The General Jewish Labour Bund in Romania (אלגעמײַנער ײדישער ארבעטער בונד אין רומעניע, Uniunea generală a muncitorilor evrei „Bund” în România) was a Jewish socialist party in Romania, adhering to the political line of the General Jewish Labour Bund. Founded in 1922, shortly after the establishment of Greater Romania, it united Jewish socialists in Bukovina, Bessarabia and the Romanian Old Kingdom. Standing for the lay wing of the Jewish representative movement, the Romanian Bund had atheistic leanings and offered an alternative to the mainstream Jewish organization. Like other Bundist groups, but unlike the Marxist-inspired Poale Zion bodies of Bessarabia, it rejected Zionism.

==History==
In 1922 the Bundists of Bukovina (who had belonged to the Jewish Social Democratic Party in Austria-Hungary) decided to approach the Jewish socialists from the Old Kingdom and Bessarabia and propose a unification. The General Jewish Labour Bund in Romania was founded at a conference in Cernăuţi (now Chernivtsi, Ukraine) on January 6–7, 1923. At the founding conference there were four delegates from the Old Kingdom, three from Bessarabia and from Bukovina there were delegates from Cernăuţi, Rădăuţi, Suceava, Siret and Storojineţ. Soon after the founding of the party, a support organization was founded in the United States, called the Gross Rumänische Arbeiter Liga ("Greater Romanian Workers League").

During the interwar period, the General Jewish Labour Bund stood as one of several small organizations which represented the enlarged Jewish community of Greater Romania, covering the ground between the right-wing representatives of Jewish nationalism and the far left. The party had its main strength in Bessarabia, and to a lesser extent in Bukovina. Well represented at kehilla elections in the Bessarabian city of Chişinău, it lacked political presence in Transylvania. The party had a strong influence in the Yiddish school movement in Bessarabia, but was in competition over political support with the Zionists at Poale Zion and the Agudat Yisrael of Haredi Jews. The Bessarabian branch had also links with the Soviet Communist Party. Bukovina, the Bund was secondary to the Jewish Autonomist movement led by Benno Straucher and his Jewish National People's Party.
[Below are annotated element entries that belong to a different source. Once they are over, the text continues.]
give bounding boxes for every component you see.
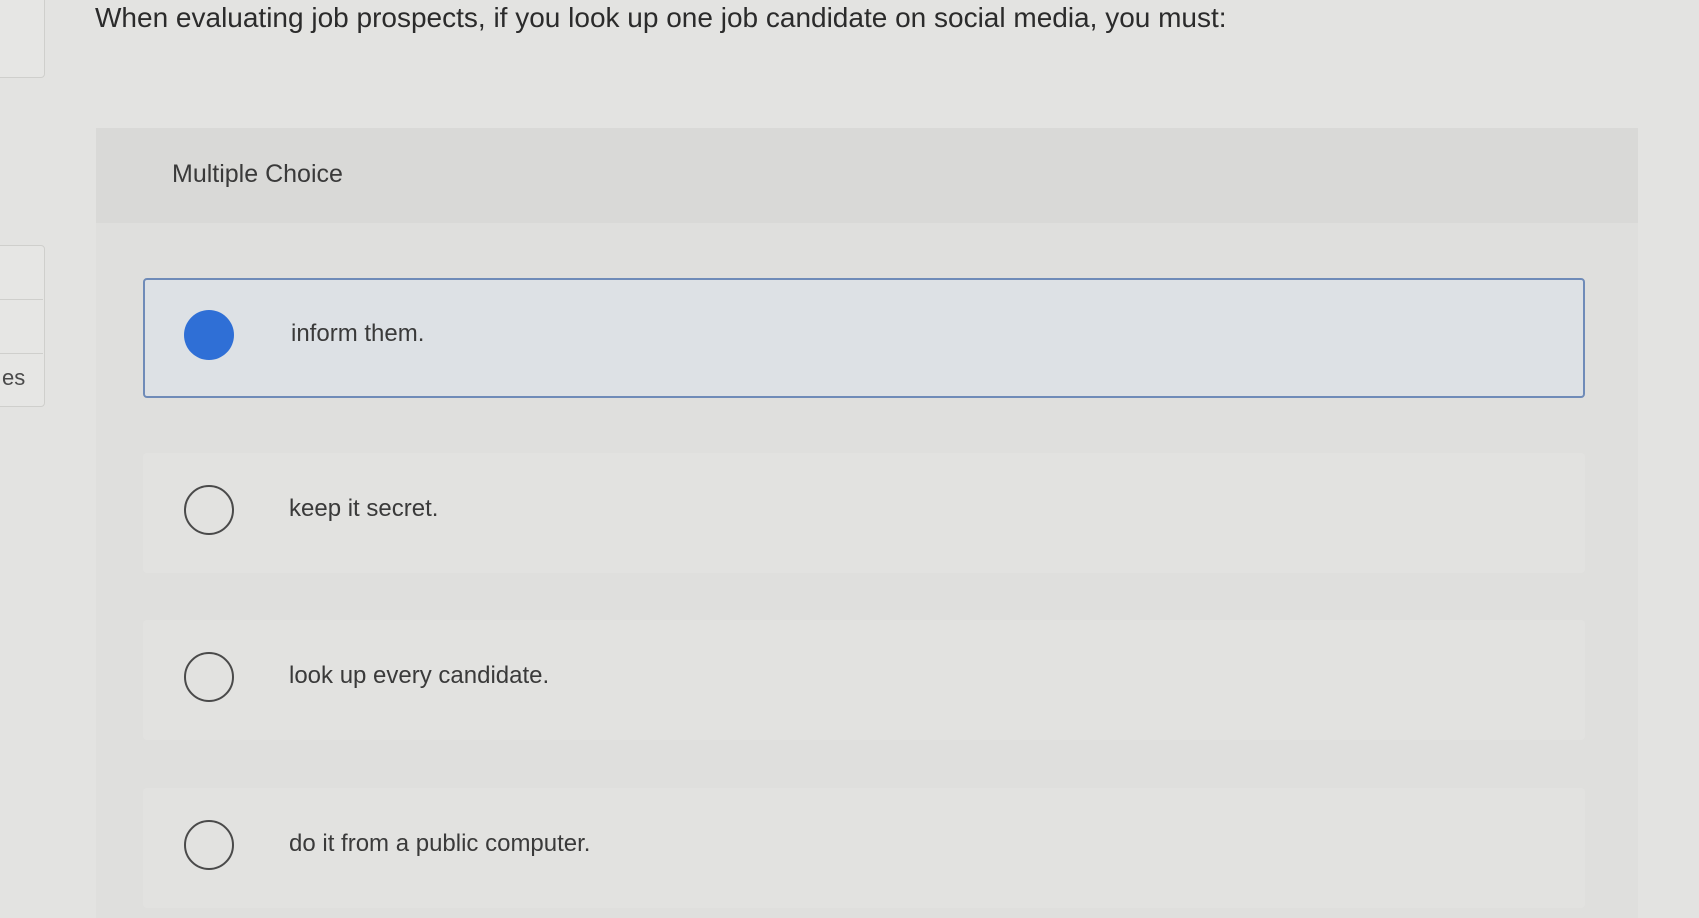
question-type-label: Multiple Choice (172, 160, 343, 188)
sidebar-divider (0, 299, 43, 300)
multiple-choice-panel: Multiple Choice inform them. keep it sec… (96, 128, 1638, 918)
answer-option-label: inform them. (291, 320, 425, 347)
radio-button-icon[interactable] (184, 652, 234, 702)
sidebar-divider (0, 353, 43, 354)
answer-option-label: do it from a public computer. (289, 830, 591, 857)
left-sidebar-fragment: es (0, 0, 46, 904)
radio-button-icon[interactable] (184, 485, 234, 535)
radio-button-icon[interactable] (184, 820, 234, 870)
answer-option[interactable]: do it from a public computer. (143, 788, 1585, 908)
radio-button-selected-icon[interactable] (184, 310, 234, 360)
multiple-choice-header: Multiple Choice (96, 128, 1638, 223)
answer-option[interactable]: keep it secret. (143, 453, 1585, 573)
sidebar-card-top (0, 0, 45, 78)
answer-option[interactable]: inform them. (143, 278, 1585, 398)
question-prompt: When evaluating job prospects, if you lo… (95, 2, 1227, 33)
answer-option-label: keep it secret. (289, 495, 439, 522)
sidebar-partial-label[interactable]: es (2, 365, 25, 391)
answer-option[interactable]: look up every candidate. (143, 620, 1585, 740)
answer-option-label: look up every candidate. (289, 662, 550, 689)
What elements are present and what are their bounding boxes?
At the 1922 Senate election in Czernowitz, the Bundist Leon Gheller, standing for the Romanian Social Democratic Party, was defeated by 1,991 votes to 3,800 for Salo Weisselberger. The seat was beforehand occupied by another Social Democrat, George Grigorovici.

Another (former) Bundist, Litman Ghelerter, led to the creation in July 1928 with Ștefan Voitec of a splinter group from the Romanian Social Democratic Party, the Socialist Workers Party of Romania (PSMR).

The party had limited electoral success. Only in 1932 a Bundist entered the Parliament of Romania: Joseph Kissmann, who was elected in Northern Bessarabia.

Although it survived the disappearance of its Russian mother party (persecuted by the Soviet authorities after 1920), the General Jewish Labour Bund of Romania itself ceased to function at the time of the Second World War.